Go Example: Simplified Maglev Hashing

This example demonstrates the core logic of generating permutations and populating the lookup table.

package main

import (
	"fmt"
	"hash/fnv"
)

// MaglevHasher holds the state for the hashing algorithm.
type MaglevHasher struct {
	backends     []string
	lookupTable  []int // Stores the index of the backend
	lookupSize   int
	permutations [][]int
}

// NewMaglevHasher creates a new Maglev hasher.
func NewMaglevHasher(backends []string, lookupSize int) *MaglevHasher {
	m := &MaglevHasher{
		backends:    backends,
		lookupSize:  lookupSize,
		lookupTable: make([]int, lookupSize),
	}
	m.generatePermutations()
	m.populateLookupTable()
	return m
}

func (m *MaglevHasher) generatePermutations() {
	m.permutations = make([][]int, len(m.backends))
	for i, backend := range m.backends {
		// Use two different hash functions to generate offset and skip
		h1 := fnv.New32a()
		h1.Write([]byte(backend + "_offset"))
		offset := int(h1.Sum32()) % m.lookupSize

		h2 := fnv.New32a()
		h2.Write([]byte(backend + "_skip"))
		skip := int(h2.Sum32())%(m.lookupSize-1) + 1

		m.permutations[i] = make([]int, m.lookupSize)
		for j := 0; j < m.lookupSize; j++ {
			m.permutations[i][j] = (offset + j*skip) % m.lookupSize
		}
	}
}

func (m *MaglevHasher) populateLookupTable() {
	next := make([]int, len(m.backends)) // Tracks the next preference for each backend
	for i := range m.lookupTable {
		m.lookupTable[i] = -1 // Initialize with -1
	}

	filledCount := 0
	for filledCount < m.lookupSize {
		for i := 0; i < len(m.backends); i++ {
			// Get the current preference for this backend
			c := m.permutations[i][next[i]]
			
			// If this slot in the lookup table is still empty, claim it
			for m.lookupTable[c] != -1 {
				next[i]++
				c = m.permutations[i][next[i]]
			}

			m.lookupTable[c] = i
			next[i]++
			filledCount++
			if filledCount == m.lookupSize {
				return
			}
		}
	}
}

// Get returns the backend for a given key (e.g., packet hash).
func (m *MaglevHasher) Get(key string) string {
	h := fnv.New32a()
	h.Write([]byte(key))
	index := int(h.Sum32()) % m.lookupSize
	backendIndex := m.lookupTable[index]
	return m.backends[backendIndex]
}

func main() {
	backends := []string{"BackendA", "BackendB", "BackendC"}
	lookupSize := 13 // A small prime number for demonstration

	maglev := NewMaglevHasher(backends, lookupSize)

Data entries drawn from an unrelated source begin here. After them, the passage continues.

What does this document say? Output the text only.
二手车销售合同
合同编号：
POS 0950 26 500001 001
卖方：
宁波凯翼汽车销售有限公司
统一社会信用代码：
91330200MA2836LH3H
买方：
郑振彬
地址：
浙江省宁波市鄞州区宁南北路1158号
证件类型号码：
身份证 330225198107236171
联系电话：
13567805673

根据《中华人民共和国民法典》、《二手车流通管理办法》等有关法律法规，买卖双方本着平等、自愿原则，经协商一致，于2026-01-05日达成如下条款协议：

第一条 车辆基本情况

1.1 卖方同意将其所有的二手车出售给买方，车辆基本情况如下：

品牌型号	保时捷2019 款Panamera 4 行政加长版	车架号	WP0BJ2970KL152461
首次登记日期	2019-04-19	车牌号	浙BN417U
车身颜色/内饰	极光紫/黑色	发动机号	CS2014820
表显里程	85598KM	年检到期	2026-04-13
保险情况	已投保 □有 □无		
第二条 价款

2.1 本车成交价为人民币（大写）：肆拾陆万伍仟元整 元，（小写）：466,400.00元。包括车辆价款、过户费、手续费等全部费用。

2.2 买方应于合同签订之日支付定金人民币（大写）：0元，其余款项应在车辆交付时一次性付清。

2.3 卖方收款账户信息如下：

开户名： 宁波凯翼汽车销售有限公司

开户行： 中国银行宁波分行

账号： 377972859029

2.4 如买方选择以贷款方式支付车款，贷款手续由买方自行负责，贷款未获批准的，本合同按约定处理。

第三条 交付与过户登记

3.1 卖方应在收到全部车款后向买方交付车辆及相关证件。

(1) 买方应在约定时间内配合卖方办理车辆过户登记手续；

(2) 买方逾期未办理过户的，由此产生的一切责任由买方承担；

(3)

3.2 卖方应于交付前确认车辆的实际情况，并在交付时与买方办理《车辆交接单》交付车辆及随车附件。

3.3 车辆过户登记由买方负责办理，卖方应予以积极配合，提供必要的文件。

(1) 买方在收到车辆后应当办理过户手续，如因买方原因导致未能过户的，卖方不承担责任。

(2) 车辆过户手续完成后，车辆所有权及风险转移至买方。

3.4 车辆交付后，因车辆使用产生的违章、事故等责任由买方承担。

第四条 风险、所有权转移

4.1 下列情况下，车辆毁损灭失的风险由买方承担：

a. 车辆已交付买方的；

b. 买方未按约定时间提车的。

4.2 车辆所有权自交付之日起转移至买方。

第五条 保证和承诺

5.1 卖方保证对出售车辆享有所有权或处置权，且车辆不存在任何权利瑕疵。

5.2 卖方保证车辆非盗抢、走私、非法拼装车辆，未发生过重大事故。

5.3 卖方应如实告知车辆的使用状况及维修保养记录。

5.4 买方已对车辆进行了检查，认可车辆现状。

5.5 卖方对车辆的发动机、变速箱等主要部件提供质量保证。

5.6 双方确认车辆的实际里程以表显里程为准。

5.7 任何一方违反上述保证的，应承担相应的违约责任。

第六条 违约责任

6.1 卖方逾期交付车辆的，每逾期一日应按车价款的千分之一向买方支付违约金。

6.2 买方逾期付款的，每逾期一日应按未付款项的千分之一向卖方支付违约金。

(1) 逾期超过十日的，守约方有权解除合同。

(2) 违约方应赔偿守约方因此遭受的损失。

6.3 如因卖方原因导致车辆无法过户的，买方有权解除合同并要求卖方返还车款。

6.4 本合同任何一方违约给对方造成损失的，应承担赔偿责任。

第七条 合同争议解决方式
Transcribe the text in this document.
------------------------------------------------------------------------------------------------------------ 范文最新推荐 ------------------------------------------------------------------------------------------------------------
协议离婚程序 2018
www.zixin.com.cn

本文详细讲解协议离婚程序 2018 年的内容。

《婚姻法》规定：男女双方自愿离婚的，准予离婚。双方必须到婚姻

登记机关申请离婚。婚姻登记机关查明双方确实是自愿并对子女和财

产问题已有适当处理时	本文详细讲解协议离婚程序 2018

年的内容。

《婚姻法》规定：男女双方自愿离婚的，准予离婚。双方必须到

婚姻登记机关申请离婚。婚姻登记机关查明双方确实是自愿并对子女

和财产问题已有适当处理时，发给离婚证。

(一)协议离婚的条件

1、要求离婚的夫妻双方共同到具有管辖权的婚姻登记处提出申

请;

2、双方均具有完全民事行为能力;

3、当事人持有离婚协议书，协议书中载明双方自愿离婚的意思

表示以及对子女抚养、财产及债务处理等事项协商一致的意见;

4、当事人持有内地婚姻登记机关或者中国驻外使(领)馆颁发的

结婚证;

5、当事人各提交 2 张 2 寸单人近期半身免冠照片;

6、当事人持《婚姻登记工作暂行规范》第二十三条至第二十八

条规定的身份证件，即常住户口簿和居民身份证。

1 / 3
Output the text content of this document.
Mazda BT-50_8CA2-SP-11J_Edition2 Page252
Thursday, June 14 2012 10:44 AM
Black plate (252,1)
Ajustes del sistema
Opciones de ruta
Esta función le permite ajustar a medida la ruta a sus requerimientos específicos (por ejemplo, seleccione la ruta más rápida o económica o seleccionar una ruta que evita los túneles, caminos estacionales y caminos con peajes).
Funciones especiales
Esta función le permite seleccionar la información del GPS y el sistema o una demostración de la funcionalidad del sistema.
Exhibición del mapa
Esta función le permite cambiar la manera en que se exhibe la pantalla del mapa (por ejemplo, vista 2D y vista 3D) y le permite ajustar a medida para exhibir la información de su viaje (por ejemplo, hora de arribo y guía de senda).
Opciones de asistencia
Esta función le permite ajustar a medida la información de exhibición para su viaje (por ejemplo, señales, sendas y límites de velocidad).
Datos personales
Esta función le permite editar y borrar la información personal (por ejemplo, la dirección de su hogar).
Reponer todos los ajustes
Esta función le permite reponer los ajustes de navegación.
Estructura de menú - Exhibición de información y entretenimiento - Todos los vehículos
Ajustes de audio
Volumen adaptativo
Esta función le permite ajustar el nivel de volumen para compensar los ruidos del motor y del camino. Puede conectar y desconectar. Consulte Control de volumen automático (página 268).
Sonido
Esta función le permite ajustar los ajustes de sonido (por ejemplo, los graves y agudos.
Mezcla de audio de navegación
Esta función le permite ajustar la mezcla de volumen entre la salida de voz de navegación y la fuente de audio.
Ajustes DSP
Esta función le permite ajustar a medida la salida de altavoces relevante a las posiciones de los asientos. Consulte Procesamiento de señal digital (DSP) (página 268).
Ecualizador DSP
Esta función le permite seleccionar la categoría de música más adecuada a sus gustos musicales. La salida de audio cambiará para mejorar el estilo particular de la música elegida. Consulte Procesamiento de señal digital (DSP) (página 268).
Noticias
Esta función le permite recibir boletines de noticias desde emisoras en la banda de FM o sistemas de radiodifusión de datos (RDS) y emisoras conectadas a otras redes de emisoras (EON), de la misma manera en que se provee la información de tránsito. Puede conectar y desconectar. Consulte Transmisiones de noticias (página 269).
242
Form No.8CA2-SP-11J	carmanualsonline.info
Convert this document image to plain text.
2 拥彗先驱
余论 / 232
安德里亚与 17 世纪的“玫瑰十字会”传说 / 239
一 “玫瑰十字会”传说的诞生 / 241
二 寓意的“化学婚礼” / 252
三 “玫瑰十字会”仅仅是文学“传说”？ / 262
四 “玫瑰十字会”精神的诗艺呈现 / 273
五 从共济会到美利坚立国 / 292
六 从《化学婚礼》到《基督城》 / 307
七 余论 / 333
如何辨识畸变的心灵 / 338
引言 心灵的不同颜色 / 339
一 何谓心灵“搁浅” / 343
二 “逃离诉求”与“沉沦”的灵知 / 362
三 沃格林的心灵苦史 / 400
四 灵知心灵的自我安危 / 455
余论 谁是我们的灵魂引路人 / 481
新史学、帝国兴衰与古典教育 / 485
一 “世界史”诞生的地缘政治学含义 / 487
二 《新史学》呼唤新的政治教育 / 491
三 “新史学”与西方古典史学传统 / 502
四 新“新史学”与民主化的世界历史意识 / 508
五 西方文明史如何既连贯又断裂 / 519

	fmt.Println("Lookup Table:", maglev.lookupTable)

	// Count how many slots each backend got
	counts := make(map[string]int)
	for _, backendIndex := range maglev.lookupTable {
		counts[backends[backendIndex]]++
	}
	fmt.Println("Slot counts:", counts)

	// Simulate some traffic
	fmt.Printf("Packet 'conn123' -> %s\n", maglev.Get("conn123"))
	fmt.Printf("Packet 'conn456' -> %s\n", maglev.Get("conn456"))
}

Conclusion

Maglev is a powerful example of how to solve large-scale infrastructure problems with clever software design. By creating a specialized consistent hashing algorithm, it achieves two critical goals for a network load balancer: even load distribution and high resilience. The permutation-based approach ensures that every backend gets its fair share of traffic, and the consistent nature of the lookup table minimizes disruption when the backend pool changes. This combination of performance and stability is what makes Maglev a foundational piece of Google's network infrastructure and a key pattern in modern system design.